Les pressions internationales sur Khartoum
au sujet de la question du Darfour ne cessent de prendre de
l'ampleur. La Grande-Bretagne se dit désormais prête à mobiliser
5 000 hommes dans le cadre d'une intervention militaire
au Darfour. C'est également la position de l'Australie qui,
de son côté, envisagerait également d'envoyer des troupes
dans le cadre d'une éventuelle intervention des Nations-Unies
dans la région. Ces déclarations viennent soutenir les Etats-Unis
qui cherchent à faire passer au Conseil de sécurité une résolution
menaçant Khartoum de lui imposer des sanctions si ce dernier
ne réagissait pas rapidement pour résoudre la crise humanitaire
dans le Darfour. La résolution est dotée d'un ultimatum :
d'ici un mois, Khartoum doit arrêter et juger les milices
djandjawides accusées d'être soutenues par le gouvernement
soudanais.
Mais
pour Khartoum, ces menaces sont inacceptables. Khartoum accuse
même Washington et Londres d'appliquer les mêmes tactiques
utilisées lors de la guerre contre l'Iraq. En cas de déploiement
de forces étrangères dans le Darfour, le Soudan retirerait
ses forces. Dans « un ou deux mois », les
forces étrangères seront considérées des forces d'occupation
et subiront le même type d'incidents que les forces de la
coalition en Iraq, a prévenu le ministre soudanais des Affaires
étrangères, Moustafa Osmane Ismaïl. Selon lui, les pressions
à l'encontre du Soudan sont injustifiées, car le gouvernement,
en signant un accord le 9 juillet avec Kofi Annan, secrétaire
général de l'Onu, s'est engagé à démilitariser les Djandjawids.
Il faut donc laisser au gouvernement le temps de l'appliquer.
D'ailleurs selon lui, le gouvernement « fait tout
ce qu'il peut pour désarmer les milices ». Il aurait
d'ores et déjà arrêté une centaine de milices et s'apprêterait
à les juger. « Pourquoi devrions-nous nous précipiter
et évoquer une intervention militaire alors que la situation
s'améliore » dans la région, a-t-il ajouté. Moustafa
Osmane Ismaïl a également rejeté le terme de « génocide »
pour qualifier la situation au Darfour, dans un entretien
publié lundi par le quotidien néerlandophone belge De Staandard.

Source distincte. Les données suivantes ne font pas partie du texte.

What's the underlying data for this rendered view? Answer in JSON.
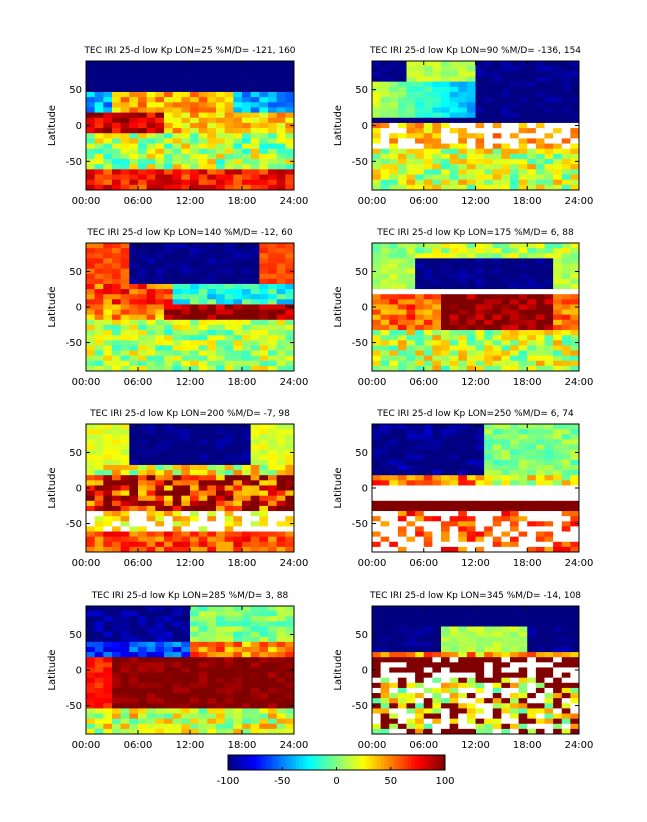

« Ce qui arrive au Darfour n'est pas un génocide.
C'est une crise humanitaire provoquée par des combats qui
ne sont pas de notre faute. (...) Les combats n'ont pas été
initiés par le gouvernement soudanais », a-t-il estimé.
Or, sur le terrain, la situation humanitaire
demeure toujours aussi catastrophique. Les Nations-Unies estiment
même que le nombre de morts aurait atteint 50 000 personnes,
tandis que le nombre de réfugiés serait de 1,2 million. Des
chiffres fort alarmants d'autant plus que l'aide alimentaire
ne parvient pas à la population en détresse.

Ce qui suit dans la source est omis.